Tuesday, April 17, 2007
The following column is reprinted from the April issue of Providence Monthly
EYES WIDE OPEN
By Scott Duhamel
What exactly is behind the not-so-quaint American obsession with serial killers, repellant figures who lurk outside of society’s mores, aberrant and psychologically damaged citizens who leave a trail of death, sexual perversion, and unsettled souls in their wake, psycho killers bent on carving out their own kinda infamy with an entry into the bogeyman hall of fame? The eternal and ironic question remains—is the public (and the media’s) all-consuming interest into both the exploits and gory details of these killer-by-numbers one of the propulsive levers that actually set of the machinations of a public killing spree? During the last few decades we’ve elevated a whole batch of these predators and killer-misfits into the soul brothers of Jack the Ripper—They’ve become poets of torture, misunderstood dark geniuses, the boy-next-door who doesn’t grow up wanting to be President, complete with a full back story, Freudian analysis, while all the while being churned by the tides of the then politico and socio climates.
The so-called “Zodiac” serial killer roamed the back alleys and mean streets of the San Francisco Bay area from the late 1960’s through the 1970’s, playing cat and mouse games with both the police and the newspapers with phone calls, coded messages, death claims that were not always verified as his, even, at one point, actually wondering aloud in one note who might play him in any forthcoming movie. As time has passed the grisly story of the Zodiac has acquired more resonance since the case remains unsolved to today, and the killer has never been identified.
Director David Fincher and screenwriter James Vanderbilt seem to have taken all of the above into consideration (obsession and compulsion, mass hysteria, media eye-balling, the villain as headliner, mysteries and clues), crafting a haunting, cerebral, stately (almost 3 hours) film entitled Zodiac that neatly combines elements of the police procedural, the suspense thriller, and the psychological docu-drama. Fincher has heretofore made his mark with a series of profitable and much talked about movies (se7en, Fight Club, Panic Room) that were equally gritty, lurid, and meticulously constructed. That same directorial meticulousness is evident throughout Zodiac, a movie that (for once) mounts its suspense
Organically, eschewing the bumps and grinds of contempo suspense flics, for an all- pervasive mood of silent dread and stopped-up emotions, all of it unfolding in a chilling series of frames just this side of Edward Hopper, all of it devoid of Fincher’s previous penchant for heightened hysteria and grand guignol effects.
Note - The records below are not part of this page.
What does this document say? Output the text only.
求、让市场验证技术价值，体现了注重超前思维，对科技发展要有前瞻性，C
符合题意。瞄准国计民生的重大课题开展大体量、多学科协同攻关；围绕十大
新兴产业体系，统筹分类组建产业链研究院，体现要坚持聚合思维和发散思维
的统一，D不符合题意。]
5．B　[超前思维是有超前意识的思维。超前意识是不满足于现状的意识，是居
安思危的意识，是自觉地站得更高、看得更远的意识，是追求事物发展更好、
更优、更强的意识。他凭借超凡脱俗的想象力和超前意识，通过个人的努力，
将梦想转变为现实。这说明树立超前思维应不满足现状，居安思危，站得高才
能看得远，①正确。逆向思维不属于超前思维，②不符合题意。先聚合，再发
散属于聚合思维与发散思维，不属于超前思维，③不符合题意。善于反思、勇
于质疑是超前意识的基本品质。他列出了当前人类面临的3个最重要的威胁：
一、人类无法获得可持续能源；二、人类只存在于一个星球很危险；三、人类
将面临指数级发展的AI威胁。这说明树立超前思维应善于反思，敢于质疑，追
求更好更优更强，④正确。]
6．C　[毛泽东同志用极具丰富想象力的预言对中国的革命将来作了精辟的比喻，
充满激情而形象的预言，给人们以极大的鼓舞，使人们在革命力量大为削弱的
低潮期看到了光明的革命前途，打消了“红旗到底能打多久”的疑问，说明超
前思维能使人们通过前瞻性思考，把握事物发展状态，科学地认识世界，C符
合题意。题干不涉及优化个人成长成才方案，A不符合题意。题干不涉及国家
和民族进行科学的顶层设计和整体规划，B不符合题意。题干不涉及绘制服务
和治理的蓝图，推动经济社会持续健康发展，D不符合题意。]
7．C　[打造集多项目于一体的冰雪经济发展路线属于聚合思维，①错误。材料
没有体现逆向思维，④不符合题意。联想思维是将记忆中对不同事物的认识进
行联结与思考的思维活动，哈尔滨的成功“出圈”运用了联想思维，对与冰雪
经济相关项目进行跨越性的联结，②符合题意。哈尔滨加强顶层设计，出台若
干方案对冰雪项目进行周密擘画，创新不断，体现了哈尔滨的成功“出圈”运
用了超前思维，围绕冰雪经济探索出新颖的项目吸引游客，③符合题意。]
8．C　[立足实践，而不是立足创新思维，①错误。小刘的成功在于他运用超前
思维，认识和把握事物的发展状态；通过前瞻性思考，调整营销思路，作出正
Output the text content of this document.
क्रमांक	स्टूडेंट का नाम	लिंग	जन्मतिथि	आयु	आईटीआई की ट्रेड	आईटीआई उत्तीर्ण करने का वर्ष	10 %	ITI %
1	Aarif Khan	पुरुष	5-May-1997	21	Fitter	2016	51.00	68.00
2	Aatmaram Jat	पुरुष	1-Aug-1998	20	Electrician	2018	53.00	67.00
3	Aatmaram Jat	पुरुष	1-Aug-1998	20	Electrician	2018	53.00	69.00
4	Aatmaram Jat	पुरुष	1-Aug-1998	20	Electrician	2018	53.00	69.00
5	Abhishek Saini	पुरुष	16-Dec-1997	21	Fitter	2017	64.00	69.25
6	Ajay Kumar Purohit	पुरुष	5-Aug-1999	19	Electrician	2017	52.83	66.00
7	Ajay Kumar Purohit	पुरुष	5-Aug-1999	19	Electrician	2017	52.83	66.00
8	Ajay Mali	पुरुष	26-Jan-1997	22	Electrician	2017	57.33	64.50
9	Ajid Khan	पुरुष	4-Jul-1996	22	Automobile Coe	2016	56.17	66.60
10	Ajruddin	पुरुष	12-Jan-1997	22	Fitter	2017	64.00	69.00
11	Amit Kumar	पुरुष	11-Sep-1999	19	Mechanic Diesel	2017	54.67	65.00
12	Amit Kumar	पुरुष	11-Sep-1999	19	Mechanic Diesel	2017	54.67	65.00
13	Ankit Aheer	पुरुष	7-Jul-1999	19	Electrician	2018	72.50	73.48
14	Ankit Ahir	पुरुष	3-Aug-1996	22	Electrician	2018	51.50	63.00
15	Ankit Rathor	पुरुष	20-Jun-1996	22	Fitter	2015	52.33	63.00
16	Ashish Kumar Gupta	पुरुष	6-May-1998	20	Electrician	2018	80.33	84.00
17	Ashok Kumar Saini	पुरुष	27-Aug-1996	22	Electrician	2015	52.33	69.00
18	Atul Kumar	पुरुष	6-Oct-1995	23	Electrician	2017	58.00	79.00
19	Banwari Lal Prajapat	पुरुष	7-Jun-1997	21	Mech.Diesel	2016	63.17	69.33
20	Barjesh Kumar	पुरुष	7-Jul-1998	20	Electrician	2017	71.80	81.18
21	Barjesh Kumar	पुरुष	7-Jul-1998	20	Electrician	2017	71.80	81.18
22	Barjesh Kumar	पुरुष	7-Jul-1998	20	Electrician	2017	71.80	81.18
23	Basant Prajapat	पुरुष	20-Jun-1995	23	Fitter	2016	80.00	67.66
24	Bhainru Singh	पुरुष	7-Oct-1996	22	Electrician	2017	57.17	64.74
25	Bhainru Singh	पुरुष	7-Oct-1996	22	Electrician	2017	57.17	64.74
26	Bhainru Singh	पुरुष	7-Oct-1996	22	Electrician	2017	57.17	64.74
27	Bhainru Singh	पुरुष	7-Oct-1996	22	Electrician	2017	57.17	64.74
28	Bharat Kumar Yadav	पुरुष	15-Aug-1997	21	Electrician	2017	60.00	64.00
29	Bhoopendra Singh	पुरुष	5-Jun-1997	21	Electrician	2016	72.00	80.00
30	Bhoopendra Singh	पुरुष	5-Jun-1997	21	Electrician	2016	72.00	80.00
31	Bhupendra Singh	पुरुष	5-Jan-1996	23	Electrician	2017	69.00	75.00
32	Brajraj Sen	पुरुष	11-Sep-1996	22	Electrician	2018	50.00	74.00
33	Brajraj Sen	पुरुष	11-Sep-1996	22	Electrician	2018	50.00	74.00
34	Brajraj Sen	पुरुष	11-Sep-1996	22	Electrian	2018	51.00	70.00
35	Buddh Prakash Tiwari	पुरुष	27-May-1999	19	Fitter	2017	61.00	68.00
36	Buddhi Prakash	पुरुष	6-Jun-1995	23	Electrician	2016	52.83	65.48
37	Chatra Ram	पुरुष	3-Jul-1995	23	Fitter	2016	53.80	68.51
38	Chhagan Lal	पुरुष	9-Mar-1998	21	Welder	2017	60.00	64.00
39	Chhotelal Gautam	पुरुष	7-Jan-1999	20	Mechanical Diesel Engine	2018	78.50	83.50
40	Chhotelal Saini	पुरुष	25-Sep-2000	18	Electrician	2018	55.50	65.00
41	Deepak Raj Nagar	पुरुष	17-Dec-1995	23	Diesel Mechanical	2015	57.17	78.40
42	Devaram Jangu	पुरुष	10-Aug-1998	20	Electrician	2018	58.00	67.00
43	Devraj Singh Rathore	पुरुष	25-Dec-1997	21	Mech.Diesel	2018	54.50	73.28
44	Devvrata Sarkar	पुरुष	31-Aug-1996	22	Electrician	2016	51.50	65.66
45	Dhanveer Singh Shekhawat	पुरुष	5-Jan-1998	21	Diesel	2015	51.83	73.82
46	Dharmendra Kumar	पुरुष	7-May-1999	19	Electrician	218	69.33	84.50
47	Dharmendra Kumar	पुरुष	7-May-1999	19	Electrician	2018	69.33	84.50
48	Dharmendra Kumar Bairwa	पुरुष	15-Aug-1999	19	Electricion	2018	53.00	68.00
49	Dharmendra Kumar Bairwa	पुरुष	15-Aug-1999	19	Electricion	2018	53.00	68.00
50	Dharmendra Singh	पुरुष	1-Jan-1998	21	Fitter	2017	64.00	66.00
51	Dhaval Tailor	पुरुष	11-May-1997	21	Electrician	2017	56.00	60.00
Zodiac centers around a few disparate men similarly obsessed with the Zodiac killings, all based on real life guys, including tough guy detective David Toschi
(Mark Ruffalo) and his low-key partner William Armstrong (Anthony Edwards), flamboyant journalist Paul Avery (Robert Downey, Jr.), and political cartoonist and amateur sleuth Robert Graysmith (Jake Gyllenhaal), whose subsequent books the movie is actually based on. The movie splits its time among these men, the killings, and the ongoing manhunt and the setting ranges from Vietnam to disco, from Watergate through the ’89 earthquake, the focus remains on the still fuzzy and unfocused mystery of the Zodiac—his where, what and why for. As specific (and self-promoting) as the bad guy is, the who and why remain illusionary, and the movie hints this is an accurate reflection of the terrors we face in today’s everyday world—the evil may be well documented, and even explained, but it’s inhabited by a faceless and omnipresent entity.
While it’s quite easy to cite Fincher and his first resounding effort, se7en, as the inspiration/launching pad for dozens of artless (and heartless) horror, suspense, and snuff films since, his readily acknowledged visual acumen and hardscrabble thematic vision seems to flourish in the larger scope of this particular cinematic tale. Finally, a film where the exploitative violence of a series of killings isn’t the payoff—Instead, Zodiac ‘s pleasures are derived from the intercrossing of textures (time and setting shifts, investigative inertia, characters incessantly yapping and smoking, yet another bloodied body), textures which are both the nuts and bolts and the very backbone of the story’s curdled arc. When all is said and done Zodiac was and remains another serial terrorist, part PR man, part midnight-rambler, the biggest element in a scrupulously told but essentially amorphous ghost story, just another shapeless particle of modern day horror, let loose in our dreams, both real and cinematic.